In the Christology section of my seminary class on theology there is a brief review of Rene Girard's work. It does not nearly do the man justice. It does touch on the scapegoating themes and the issues of pacifism and violence that are at the heart of Girard's work, but it messes up the central Christological message. It says at one point that Girard never claimed to give an accurate alternative understanding of the atonement. That may be true, but it is atonement that is at the heart of what Girard is talking about. Whether Girard's intention or not, it is what he wound up doing.
The book talks about mimesis briefly, the copying of the behavior and more importantly the desires of others by mimickry. It talks about scapegoating violence as the community's way of solving this problem. But it fails to point out the contagion aspect of the process. Girard's mimesis has some affinity with Richard Dawkins'... mimetic behavior takes on a life of its own, and acts very much like a virus. This virus causes people not only to turn on one another, and then ultimately on a scapegoat, but also moves people to deify the scapegoating victim. The victim is blamed for some existing problem, which itself hides deeper mimetic patterns of envy and covetousness, and then the community kills the victim to relieve the pressures caused by the problem and the mimesis. This process is then hid, because the killing of the scapegoating victim actually relieves the pressure and solves social problems. Scapegoating works...this is the power of the disease which is the devil. The process of scapegoating is covered up by deifying the victims. This is why Girard thinks that personalizing the devil makes sense, since the devil is incarnated in various figures who are elevated to divine status because violence against them has the power to heal.

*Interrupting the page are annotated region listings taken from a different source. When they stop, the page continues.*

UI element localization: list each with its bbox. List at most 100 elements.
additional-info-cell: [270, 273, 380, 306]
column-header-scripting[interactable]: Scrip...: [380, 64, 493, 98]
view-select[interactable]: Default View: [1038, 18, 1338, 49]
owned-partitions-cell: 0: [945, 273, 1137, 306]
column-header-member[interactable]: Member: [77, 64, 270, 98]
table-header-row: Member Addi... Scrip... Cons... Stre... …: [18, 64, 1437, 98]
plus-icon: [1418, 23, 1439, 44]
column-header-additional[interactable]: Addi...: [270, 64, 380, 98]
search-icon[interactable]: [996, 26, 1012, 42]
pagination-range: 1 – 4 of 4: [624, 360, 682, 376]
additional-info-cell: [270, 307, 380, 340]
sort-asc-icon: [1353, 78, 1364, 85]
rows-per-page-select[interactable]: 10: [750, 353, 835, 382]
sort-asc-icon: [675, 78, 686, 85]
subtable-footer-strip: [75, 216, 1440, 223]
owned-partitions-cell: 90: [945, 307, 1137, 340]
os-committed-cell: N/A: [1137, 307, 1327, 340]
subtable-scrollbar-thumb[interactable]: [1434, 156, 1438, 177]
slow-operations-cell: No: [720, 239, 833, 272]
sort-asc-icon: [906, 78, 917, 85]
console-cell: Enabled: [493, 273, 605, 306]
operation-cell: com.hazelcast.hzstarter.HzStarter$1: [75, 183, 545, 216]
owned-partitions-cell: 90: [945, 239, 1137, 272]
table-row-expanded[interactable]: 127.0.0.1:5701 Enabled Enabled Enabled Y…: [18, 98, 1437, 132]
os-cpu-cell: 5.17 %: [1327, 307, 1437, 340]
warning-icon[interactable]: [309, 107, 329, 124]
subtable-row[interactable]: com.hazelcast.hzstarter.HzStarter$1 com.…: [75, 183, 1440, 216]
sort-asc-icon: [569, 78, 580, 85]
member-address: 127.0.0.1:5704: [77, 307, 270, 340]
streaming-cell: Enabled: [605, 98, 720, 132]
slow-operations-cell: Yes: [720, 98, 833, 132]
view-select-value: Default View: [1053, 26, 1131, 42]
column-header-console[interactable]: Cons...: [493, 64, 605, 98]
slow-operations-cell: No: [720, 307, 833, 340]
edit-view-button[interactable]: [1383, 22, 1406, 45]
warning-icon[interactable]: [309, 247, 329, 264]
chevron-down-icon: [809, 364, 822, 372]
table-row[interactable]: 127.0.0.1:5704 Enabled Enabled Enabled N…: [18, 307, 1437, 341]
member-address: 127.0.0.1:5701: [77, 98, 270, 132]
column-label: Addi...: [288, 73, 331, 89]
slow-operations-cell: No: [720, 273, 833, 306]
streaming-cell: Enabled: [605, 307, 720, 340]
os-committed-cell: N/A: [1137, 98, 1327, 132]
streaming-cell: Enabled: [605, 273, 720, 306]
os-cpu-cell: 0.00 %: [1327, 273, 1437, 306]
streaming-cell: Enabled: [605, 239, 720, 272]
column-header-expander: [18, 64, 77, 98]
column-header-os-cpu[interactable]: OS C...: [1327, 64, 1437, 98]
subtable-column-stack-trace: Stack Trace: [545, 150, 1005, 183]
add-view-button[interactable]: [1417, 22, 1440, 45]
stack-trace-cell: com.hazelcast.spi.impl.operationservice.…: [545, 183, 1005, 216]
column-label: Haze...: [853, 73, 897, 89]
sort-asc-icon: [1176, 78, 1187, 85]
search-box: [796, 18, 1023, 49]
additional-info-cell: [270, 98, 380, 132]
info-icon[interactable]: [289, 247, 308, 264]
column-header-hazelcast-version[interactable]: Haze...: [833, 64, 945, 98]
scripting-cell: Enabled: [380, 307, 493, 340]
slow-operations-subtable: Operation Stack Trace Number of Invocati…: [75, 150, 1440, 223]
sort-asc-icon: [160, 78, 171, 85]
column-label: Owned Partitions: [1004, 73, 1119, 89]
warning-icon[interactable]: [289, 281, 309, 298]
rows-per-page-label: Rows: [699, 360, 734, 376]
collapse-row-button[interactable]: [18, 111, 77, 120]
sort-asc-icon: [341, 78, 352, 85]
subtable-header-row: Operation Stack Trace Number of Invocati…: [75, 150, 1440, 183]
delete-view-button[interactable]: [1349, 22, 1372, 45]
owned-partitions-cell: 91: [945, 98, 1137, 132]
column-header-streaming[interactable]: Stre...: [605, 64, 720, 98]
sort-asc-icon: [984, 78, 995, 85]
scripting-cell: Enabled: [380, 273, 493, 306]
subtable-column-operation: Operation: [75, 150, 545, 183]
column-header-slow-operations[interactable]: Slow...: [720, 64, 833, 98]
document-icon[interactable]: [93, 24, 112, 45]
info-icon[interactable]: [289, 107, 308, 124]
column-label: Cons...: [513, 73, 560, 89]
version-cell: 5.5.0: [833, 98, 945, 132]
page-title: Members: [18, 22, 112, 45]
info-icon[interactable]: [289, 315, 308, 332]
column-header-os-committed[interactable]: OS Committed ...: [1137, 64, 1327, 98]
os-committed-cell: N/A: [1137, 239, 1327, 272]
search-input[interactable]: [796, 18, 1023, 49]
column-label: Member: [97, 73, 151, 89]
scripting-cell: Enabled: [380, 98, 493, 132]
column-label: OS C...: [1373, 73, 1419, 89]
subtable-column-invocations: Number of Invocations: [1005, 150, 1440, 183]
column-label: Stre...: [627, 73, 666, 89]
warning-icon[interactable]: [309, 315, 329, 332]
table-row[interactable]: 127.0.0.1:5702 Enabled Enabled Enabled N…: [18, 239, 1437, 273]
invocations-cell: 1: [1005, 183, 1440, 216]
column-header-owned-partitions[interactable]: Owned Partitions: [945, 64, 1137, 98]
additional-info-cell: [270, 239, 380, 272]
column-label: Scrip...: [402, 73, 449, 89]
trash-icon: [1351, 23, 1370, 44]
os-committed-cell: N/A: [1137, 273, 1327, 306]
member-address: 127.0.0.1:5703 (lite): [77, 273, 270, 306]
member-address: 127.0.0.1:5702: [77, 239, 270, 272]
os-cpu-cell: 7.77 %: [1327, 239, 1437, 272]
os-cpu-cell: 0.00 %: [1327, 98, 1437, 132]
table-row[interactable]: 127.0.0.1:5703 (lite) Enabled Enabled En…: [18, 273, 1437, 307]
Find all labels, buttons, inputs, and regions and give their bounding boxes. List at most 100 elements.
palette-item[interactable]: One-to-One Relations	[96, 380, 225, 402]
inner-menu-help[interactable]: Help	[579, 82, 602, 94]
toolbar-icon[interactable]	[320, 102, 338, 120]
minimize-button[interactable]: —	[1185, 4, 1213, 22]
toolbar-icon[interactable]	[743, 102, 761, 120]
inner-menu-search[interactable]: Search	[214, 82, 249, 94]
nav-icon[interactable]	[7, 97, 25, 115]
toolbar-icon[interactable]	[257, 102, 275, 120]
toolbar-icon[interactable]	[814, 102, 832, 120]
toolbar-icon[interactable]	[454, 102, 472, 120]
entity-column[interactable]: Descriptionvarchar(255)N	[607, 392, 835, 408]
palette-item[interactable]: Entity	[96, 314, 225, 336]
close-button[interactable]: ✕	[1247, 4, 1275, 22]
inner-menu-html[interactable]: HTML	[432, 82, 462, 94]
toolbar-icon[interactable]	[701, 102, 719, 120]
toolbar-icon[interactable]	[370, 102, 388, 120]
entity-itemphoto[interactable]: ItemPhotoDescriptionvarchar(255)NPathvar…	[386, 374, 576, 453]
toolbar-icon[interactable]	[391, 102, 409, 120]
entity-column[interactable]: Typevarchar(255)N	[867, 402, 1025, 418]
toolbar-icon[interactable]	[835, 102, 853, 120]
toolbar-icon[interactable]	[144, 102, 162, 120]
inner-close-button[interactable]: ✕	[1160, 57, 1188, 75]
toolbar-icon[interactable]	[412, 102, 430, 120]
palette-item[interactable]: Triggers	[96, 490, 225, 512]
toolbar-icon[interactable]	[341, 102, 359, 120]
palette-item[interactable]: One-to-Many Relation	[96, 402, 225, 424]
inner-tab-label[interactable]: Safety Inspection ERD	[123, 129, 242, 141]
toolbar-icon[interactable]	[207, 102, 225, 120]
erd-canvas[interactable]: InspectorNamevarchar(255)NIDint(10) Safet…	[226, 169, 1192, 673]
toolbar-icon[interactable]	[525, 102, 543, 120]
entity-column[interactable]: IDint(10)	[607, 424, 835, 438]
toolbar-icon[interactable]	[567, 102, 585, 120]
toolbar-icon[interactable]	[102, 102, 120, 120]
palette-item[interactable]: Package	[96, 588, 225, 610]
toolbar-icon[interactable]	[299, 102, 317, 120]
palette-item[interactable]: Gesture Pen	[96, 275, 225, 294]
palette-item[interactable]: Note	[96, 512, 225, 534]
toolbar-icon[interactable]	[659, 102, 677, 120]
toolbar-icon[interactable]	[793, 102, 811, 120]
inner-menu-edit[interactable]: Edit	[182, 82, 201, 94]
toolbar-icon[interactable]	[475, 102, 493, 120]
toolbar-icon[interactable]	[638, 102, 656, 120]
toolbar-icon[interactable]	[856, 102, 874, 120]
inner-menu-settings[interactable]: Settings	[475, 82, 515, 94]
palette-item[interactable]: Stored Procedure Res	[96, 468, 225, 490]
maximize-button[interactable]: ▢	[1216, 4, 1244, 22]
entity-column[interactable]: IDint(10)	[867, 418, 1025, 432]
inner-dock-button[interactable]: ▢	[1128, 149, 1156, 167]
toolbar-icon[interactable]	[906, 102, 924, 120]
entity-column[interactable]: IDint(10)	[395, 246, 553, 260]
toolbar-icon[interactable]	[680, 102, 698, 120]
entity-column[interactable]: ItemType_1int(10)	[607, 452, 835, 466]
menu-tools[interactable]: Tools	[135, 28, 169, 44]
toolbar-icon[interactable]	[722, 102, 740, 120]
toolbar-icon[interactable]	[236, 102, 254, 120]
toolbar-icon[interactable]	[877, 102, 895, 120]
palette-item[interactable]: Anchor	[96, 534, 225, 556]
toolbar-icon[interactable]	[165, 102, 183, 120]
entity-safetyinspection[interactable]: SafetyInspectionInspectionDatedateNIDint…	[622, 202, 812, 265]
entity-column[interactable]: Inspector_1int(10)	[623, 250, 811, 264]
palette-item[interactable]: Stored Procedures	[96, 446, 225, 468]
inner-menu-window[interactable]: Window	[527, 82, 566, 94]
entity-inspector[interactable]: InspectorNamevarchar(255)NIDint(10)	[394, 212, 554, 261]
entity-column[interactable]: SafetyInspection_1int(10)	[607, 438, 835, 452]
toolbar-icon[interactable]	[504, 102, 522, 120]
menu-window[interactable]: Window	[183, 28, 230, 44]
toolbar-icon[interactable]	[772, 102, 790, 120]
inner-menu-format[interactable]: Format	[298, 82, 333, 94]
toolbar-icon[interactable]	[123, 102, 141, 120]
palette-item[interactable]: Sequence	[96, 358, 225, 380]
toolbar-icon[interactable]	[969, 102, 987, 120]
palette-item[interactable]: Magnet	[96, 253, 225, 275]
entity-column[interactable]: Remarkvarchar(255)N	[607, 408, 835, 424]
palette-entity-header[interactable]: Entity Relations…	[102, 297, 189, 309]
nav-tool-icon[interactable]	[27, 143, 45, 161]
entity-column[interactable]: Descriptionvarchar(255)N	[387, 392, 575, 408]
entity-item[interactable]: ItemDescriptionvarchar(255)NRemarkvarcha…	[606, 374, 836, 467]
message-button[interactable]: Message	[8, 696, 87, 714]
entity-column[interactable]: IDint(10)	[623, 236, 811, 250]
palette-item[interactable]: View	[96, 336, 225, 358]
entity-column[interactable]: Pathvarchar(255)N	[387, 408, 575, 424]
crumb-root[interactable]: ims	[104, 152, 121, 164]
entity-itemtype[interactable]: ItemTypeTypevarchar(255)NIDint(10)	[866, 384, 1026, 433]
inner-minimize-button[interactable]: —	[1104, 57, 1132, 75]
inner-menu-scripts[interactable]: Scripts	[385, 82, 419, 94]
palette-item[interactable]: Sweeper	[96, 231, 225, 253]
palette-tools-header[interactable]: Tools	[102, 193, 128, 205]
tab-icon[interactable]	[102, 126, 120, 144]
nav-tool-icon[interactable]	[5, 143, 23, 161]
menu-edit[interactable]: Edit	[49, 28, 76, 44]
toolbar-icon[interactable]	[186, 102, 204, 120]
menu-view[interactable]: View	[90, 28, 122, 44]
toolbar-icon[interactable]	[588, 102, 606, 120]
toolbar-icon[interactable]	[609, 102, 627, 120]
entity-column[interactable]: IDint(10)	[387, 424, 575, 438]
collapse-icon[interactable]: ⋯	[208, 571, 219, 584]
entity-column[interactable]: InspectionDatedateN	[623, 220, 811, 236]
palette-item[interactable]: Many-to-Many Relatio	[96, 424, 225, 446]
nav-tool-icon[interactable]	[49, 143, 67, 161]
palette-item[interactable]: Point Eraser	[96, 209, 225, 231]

The Gospels attack this system by exposing it. They make the scapegoating pattern the center of the story, something other 'myths' never do (and cannot do, without robbing scapegoating of its power). Jesus' death reveals the devil for what he is, and thereby robs him of his power. This puts us in right relationship with the True God, who is revealed in the only scapegoating victim that shows us the truth. Jesus' sinless nature reveals the evils of scapegoating, as does His death as a scapegoating victim. Believing in Jesus' divinity, to believe that the scapegoated being is God and the violence done to him is the devil, is the only way to actually rob the devil of his power. Thus faith in Jesus is Girard's final end. Girard doesn't seek to prove Jesus is God, but to prove that faith in Jesus is necessary to destroy this pattern of violence that dominates the world. Thus the atonement is everywhere in Girard's writings, whether he explicitly claims to be producing an alternative theory of atonement or not.